Die FBK gilt in Russland mittlerweile als Terrororganisation und operiert faktisch aus dem Exil. “Die Deutsche Welle kennt das Gefühl”, sagte Küfner bei der Veranstaltung und verwies damit auf die Schließung der Moskauer DW-Büros kurz vor dem Einmarsch in die Ukraine.

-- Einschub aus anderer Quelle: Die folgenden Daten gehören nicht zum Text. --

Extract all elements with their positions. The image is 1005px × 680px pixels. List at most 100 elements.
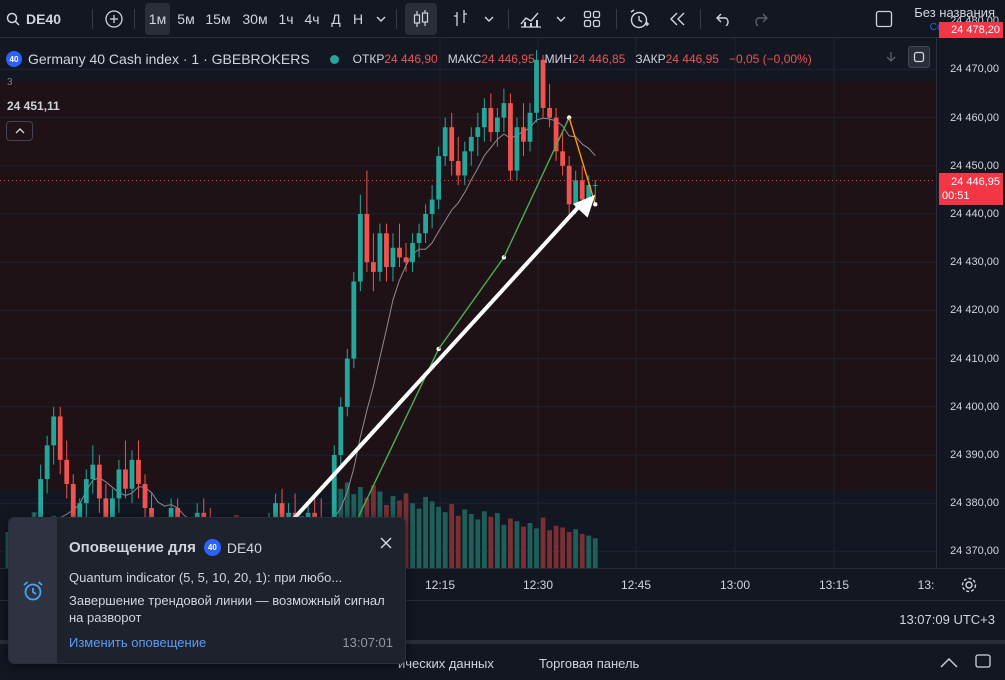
gear-icon [961, 577, 977, 593]
candle-body [429, 199, 435, 214]
edit-alert-link[interactable]: Изменить оповещение [69, 635, 207, 650]
interval-1m[interactable]: 1м [145, 3, 170, 35]
price-label: 24 460,00 [950, 111, 999, 124]
change-value: −0,05 (−0,00%) [728, 52, 812, 66]
price-label: 24 470,00 [950, 63, 999, 76]
replay-button[interactable] [664, 0, 692, 38]
interval-15m[interactable]: 15м [205, 11, 231, 27]
close-label: ЗАКР [635, 52, 666, 66]
compare-add-button[interactable] [101, 0, 127, 38]
volume-bar [579, 533, 585, 568]
candles-chart-type-button[interactable] [405, 3, 437, 35]
chart-pane[interactable] [0, 38, 1005, 568]
candle-body [501, 103, 507, 118]
chevron-down-icon [484, 16, 494, 22]
interval-5m[interactable]: 5м [177, 11, 195, 27]
interval-4h[interactable]: 4ч [304, 11, 320, 27]
candle-body [338, 406, 344, 455]
candle-body [123, 469, 128, 489]
tab-historical-data[interactable]: ических данных [398, 656, 494, 671]
market-open-indicator [329, 54, 339, 64]
indicators-button[interactable] [516, 0, 546, 38]
undo-button[interactable] [710, 0, 738, 38]
indicators-dropdown-button[interactable] [552, 0, 570, 38]
redo-button[interactable] [746, 0, 774, 38]
collapse-panel-button[interactable] [940, 656, 958, 671]
layout-checkbox[interactable] [872, 0, 896, 38]
candle-body [103, 498, 109, 523]
volume-bar [481, 511, 487, 568]
alert-title-text: Оповещение для [69, 539, 196, 556]
candle-body [384, 233, 389, 268]
interval-day[interactable]: Д [331, 11, 341, 27]
bar-style-button[interactable] [448, 0, 472, 38]
candle-body [442, 127, 448, 157]
maximize-panel-button[interactable] [975, 654, 991, 671]
alert-message: Завершение трендовой линии — возможный с… [69, 593, 385, 625]
candle-body [331, 455, 337, 542]
chevron-up-icon [15, 128, 24, 134]
layouts-button[interactable] [578, 0, 606, 38]
volume-bar [494, 513, 500, 568]
alert-button[interactable] [624, 0, 654, 38]
collapse-legend-button[interactable] [6, 121, 33, 141]
pane-maximize-button[interactable] [908, 46, 930, 68]
arrow-down-icon [886, 52, 896, 62]
low-label: МИН [544, 52, 572, 66]
interval-week[interactable]: Н [352, 11, 364, 27]
interval-30m[interactable]: 30м [242, 11, 268, 27]
candle-body [527, 112, 533, 142]
candle-body [129, 459, 135, 489]
candle-body [566, 165, 572, 205]
candle-body [90, 464, 96, 480]
candle-countdown: 00:51 [942, 189, 970, 202]
separator [396, 9, 397, 29]
candle-body [449, 127, 455, 161]
time-label: 12:15 [424, 578, 456, 592]
top-toolbar: DE40 1м 5м 15м 30м 1ч 4ч Д Н [0, 0, 1005, 38]
candle-body [462, 151, 468, 176]
candle-body [547, 107, 552, 118]
candle-body [344, 358, 350, 407]
grid-lines [0, 38, 936, 568]
alert-time: 13:07:01 [342, 635, 393, 650]
volume-bar [501, 524, 507, 568]
candle-body [521, 127, 526, 142]
ohlc-values: ОТКР24 446,90 МАКС24 446,95 МИН24 446,85… [353, 52, 812, 66]
separator [134, 9, 135, 29]
symbol-search[interactable]: DE40 [6, 0, 66, 38]
separator [92, 9, 93, 29]
candle-body [83, 479, 89, 504]
symbol-badge: 40 [6, 51, 22, 67]
volume-bar [586, 535, 592, 568]
alarm-clock-plus-icon [630, 9, 649, 29]
tab-trading-panel[interactable]: Торговая панель [539, 656, 640, 671]
candle-body [142, 483, 148, 509]
volume-bar [455, 515, 461, 568]
timezone-clock[interactable]: 13:07:09 UTC+3 [899, 612, 995, 627]
price-label: 24 420,00 [950, 304, 999, 317]
bars-icon [454, 10, 467, 26]
arrow-head [573, 194, 596, 218]
symbol-title[interactable]: Germany 40 Cash index · 1 · GBEBROKERS [28, 51, 310, 67]
chart-type-dropdown-button[interactable] [479, 0, 499, 38]
volume-bar [573, 529, 579, 568]
close-alert-button[interactable] [377, 534, 395, 552]
candle-body [390, 247, 396, 268]
volume-bar [540, 517, 546, 568]
open-value: 24 446,90 [384, 52, 438, 66]
time-label: 13: [917, 578, 935, 592]
chart-legend: 40 Germany 40 Cash index · 1 · GBEBROKER… [6, 48, 812, 70]
alert-notification[interactable]: Оповещение для 40 DE40 Quantum indicator… [8, 517, 406, 664]
interval-1h[interactable]: 1ч [278, 11, 294, 27]
candle-body [508, 103, 513, 171]
pane-number: 3 [7, 77, 13, 88]
volume-bar [429, 501, 435, 568]
volume-bar [403, 493, 409, 568]
pane-down-button[interactable] [880, 46, 902, 68]
close-icon [380, 537, 392, 549]
interval-dropdown-button[interactable] [372, 0, 390, 38]
candle-body [397, 247, 402, 258]
axis-settings-button[interactable] [960, 576, 978, 597]
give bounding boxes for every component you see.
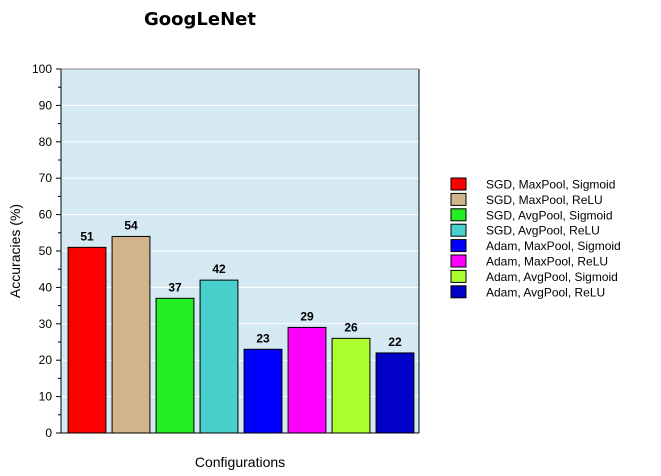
legend-swatch	[450, 239, 467, 253]
y-axis-ticks: 0 10 20 30 40 50 60 70 80 90 100	[32, 62, 61, 440]
bar-5	[243, 348, 283, 434]
bar-8	[375, 352, 415, 434]
legend-swatch	[450, 254, 467, 268]
legend-swatch	[450, 208, 467, 222]
legend-label: SGD, MaxPool, ReLU	[486, 193, 603, 207]
y-tick-label: 100	[32, 62, 52, 76]
legend-label: SGD, AvgPool, ReLU	[486, 224, 600, 238]
legend-swatch	[450, 223, 467, 237]
bars	[67, 235, 415, 434]
legend-label: SGD, MaxPool, Sigmoid	[486, 178, 615, 192]
bar-1	[67, 246, 107, 434]
bar-value-labels: 51 54 37 42 23 29 26 22	[80, 218, 402, 348]
legend-swatch	[450, 177, 467, 191]
bar-4	[199, 279, 239, 434]
y-axis-title: Accuracies (%)	[7, 204, 23, 298]
y-tick-label: 50	[39, 244, 53, 258]
bar-3	[155, 297, 195, 434]
bar-value-label: 22	[388, 335, 402, 349]
legend-label: Adam, AvgPool, ReLU	[486, 285, 605, 299]
y-tick-label: 80	[39, 135, 53, 149]
bar-value-label: 29	[300, 309, 314, 323]
axes	[60, 68, 420, 434]
legend-label: SGD, AvgPool, Sigmoid	[486, 208, 613, 222]
y-tick-label: 70	[39, 171, 53, 185]
bar-7	[331, 337, 371, 434]
x-axis-title: Configurations	[195, 454, 285, 470]
bar-value-label: 26	[344, 320, 358, 334]
y-tick-label: 60	[39, 208, 53, 222]
y-tick-label: 30	[39, 317, 53, 331]
y-tick-label: 40	[39, 280, 53, 294]
legend-swatch	[450, 269, 467, 283]
bar-2	[111, 235, 151, 434]
bar-value-label: 54	[124, 218, 138, 232]
bar-value-label: 51	[80, 229, 94, 243]
legend-swatch	[450, 192, 467, 206]
bar-value-label: 23	[256, 331, 270, 345]
y-tick-label: 10	[39, 390, 53, 404]
bar-value-label: 37	[168, 280, 182, 294]
legend-label: Adam, MaxPool, Sigmoid	[486, 239, 621, 253]
legend-label: Adam, MaxPool, ReLU	[486, 255, 608, 269]
y-tick-label: 20	[39, 353, 53, 367]
y-tick-label: 90	[39, 98, 53, 112]
chart-title: GoogLeNet	[144, 9, 256, 30]
legend-swatch	[450, 285, 467, 299]
legend-label: Adam, AvgPool, Sigmoid	[486, 270, 618, 284]
bar-6	[287, 326, 327, 434]
y-tick-label: 0	[45, 426, 52, 440]
bar-value-label: 42	[212, 262, 226, 276]
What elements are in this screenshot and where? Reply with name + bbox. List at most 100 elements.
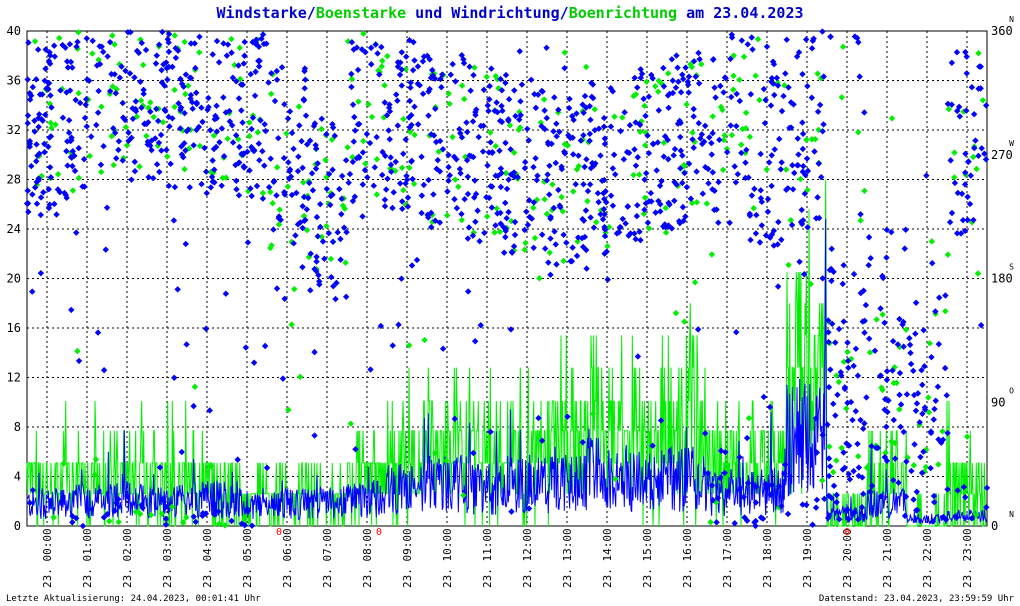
wind-direction-point	[398, 275, 405, 282]
gust-direction-point	[341, 205, 349, 212]
wind-direction-point	[488, 65, 495, 72]
wind-direction-point	[701, 430, 709, 437]
wind-direction-point	[300, 193, 308, 201]
wind-direction-point	[47, 92, 54, 99]
wind-direction-point	[241, 52, 248, 59]
wind-direction-point	[96, 60, 104, 68]
wind-direction-point	[211, 179, 218, 186]
gust-direction-point	[375, 67, 382, 74]
wind-direction-point	[644, 132, 651, 139]
wind-direction-point	[497, 75, 504, 83]
gust-direction-point	[835, 378, 842, 386]
wind-direction-point	[354, 66, 362, 74]
wind-direction-point	[171, 183, 179, 191]
wind-direction-point	[928, 353, 935, 361]
wind-direction-point	[657, 201, 664, 208]
wind-direction-point	[193, 126, 200, 134]
wind-direction-point	[299, 203, 306, 210]
wind-direction-point	[620, 156, 628, 163]
wind-direction-point	[445, 177, 452, 184]
wind-direction-point	[982, 156, 990, 163]
gust-direction-point	[60, 460, 67, 467]
wind-direction-point	[255, 140, 263, 147]
wind-direction-point	[586, 181, 594, 188]
wind-direction-point	[336, 185, 343, 193]
wind-direction-point	[507, 171, 515, 178]
wind-direction-point	[757, 150, 764, 158]
wind-direction-point	[416, 82, 423, 89]
wind-direction-point	[784, 510, 792, 518]
wind-direction-point	[175, 100, 182, 107]
wind-direction-point	[530, 199, 538, 206]
gust-direction-point	[288, 321, 295, 328]
wind-direction-point	[765, 159, 773, 166]
x-tick: 23. 10:00	[441, 528, 454, 588]
wind-direction-point	[834, 391, 841, 398]
wind-direction-point	[698, 131, 706, 138]
wind-direction-point	[747, 91, 755, 98]
gust-direction-point	[147, 99, 154, 106]
wind-direction-point	[485, 107, 492, 115]
wind-direction-point	[690, 58, 698, 65]
wind-direction-point	[45, 204, 53, 212]
wind-direction-point	[362, 48, 369, 56]
wind-direction-point	[156, 464, 164, 471]
wind-direction-point	[947, 157, 954, 164]
wind-direction-point	[660, 83, 668, 90]
wind-direction-point	[497, 220, 504, 227]
gust-direction-point	[379, 57, 386, 65]
wind-direction-point	[115, 146, 122, 154]
wind-direction-point	[45, 57, 53, 65]
wind-direction-point	[577, 137, 585, 144]
wind-direction-point	[524, 221, 532, 229]
wind-direction-point	[502, 227, 509, 235]
wind-direction-point	[943, 392, 950, 399]
gust-direction-point	[215, 520, 223, 527]
wind-direction-point	[141, 120, 148, 127]
wind-direction-point	[132, 98, 140, 105]
gust-direction-point	[38, 172, 45, 180]
gust-direction-point	[508, 217, 515, 225]
wind-direction-point	[57, 87, 64, 94]
wind-direction-point	[381, 152, 389, 160]
gust-direction-point	[75, 89, 82, 97]
wind-direction-point	[970, 110, 978, 118]
wind-direction-point	[568, 258, 576, 265]
gust-direction-point	[866, 349, 874, 356]
wind-direction-point	[553, 261, 560, 268]
wind-direction-point	[470, 153, 477, 161]
title-windstarke: Windstarke/	[216, 4, 315, 22]
gust-direction-point	[516, 124, 524, 131]
wind-direction-point	[902, 226, 909, 233]
wind-direction-point	[389, 204, 396, 212]
wind-direction-point	[709, 496, 717, 504]
wind-direction-point	[439, 71, 446, 78]
wind-direction-point	[42, 111, 49, 119]
wind-direction-point	[46, 164, 54, 171]
wind-direction-point	[837, 369, 844, 376]
gust-direction-point	[611, 113, 618, 120]
wind-direction-point	[874, 444, 882, 452]
wind-direction-point	[31, 128, 38, 135]
gust-direction-point	[979, 97, 987, 104]
wind-direction-point	[65, 129, 73, 137]
x-tick: 23. 09:00	[401, 528, 414, 588]
wind-direction-point	[840, 318, 847, 325]
y-tick-right: 90	[991, 395, 1005, 409]
wind-direction-point	[813, 449, 821, 456]
wind-direction-point	[311, 348, 318, 356]
wind-direction-point	[827, 366, 834, 373]
wind-direction-point	[247, 185, 254, 192]
wind-direction-point	[68, 306, 75, 314]
wind-direction-point	[128, 176, 135, 183]
wind-direction-point	[76, 99, 84, 107]
wind-direction-point	[793, 53, 801, 60]
gust-direction-point	[502, 169, 510, 177]
compass-label: N	[1009, 15, 1014, 24]
wind-direction-point	[432, 105, 439, 113]
wind-direction-point	[296, 122, 303, 129]
gust-direction-point	[541, 196, 548, 203]
wind-direction-point	[66, 40, 74, 48]
gust-direction-point	[365, 101, 372, 108]
wind-direction-point	[728, 93, 735, 101]
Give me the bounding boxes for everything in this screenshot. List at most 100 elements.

Der russischsprachige Dienst der DW sei weiterhin in Betrieb und versuche, die Nutzer in Russland zu erreichen, betonte Intendant Limbourg bei der Veranstaltung, trotz der Bemühungen Moskaus, den Zugang der einfachen Bevölkerung über das Internet und andere Empfangswege einzuschränken – nicht unähnlich denen Chinas.

Was ist der Freedom of Speech Award der DW?

Im Jahr 2015 rief die DW den Freedom of Speech Award ins Leben, der jährlich verliehen wird.

Er „ehrt Menschen, die sich leidenschaftlich für die Meinungs- und Pressefreiheit einsetzen“, sagte Limbourg bei der Zeremonie am Mittwoch in Berlin.

Zu den bisherigen Gewinnern zählen die investigativen Journalisten Oscar Martinez aus El Salvador, Tobore Ovuorie aus Nigeria, Anabel Hernandez aus Mexiko, die White House Correspondents‘ Association, der saudi-arabische Dissident und Humanist Raif Badawi sowie Mstyslav Chernov und Evgeniy Maloletka aus der Ostukraine für ihre Arbeit kurz nach der umfassenden Invasion Russlands im Jahr 2022.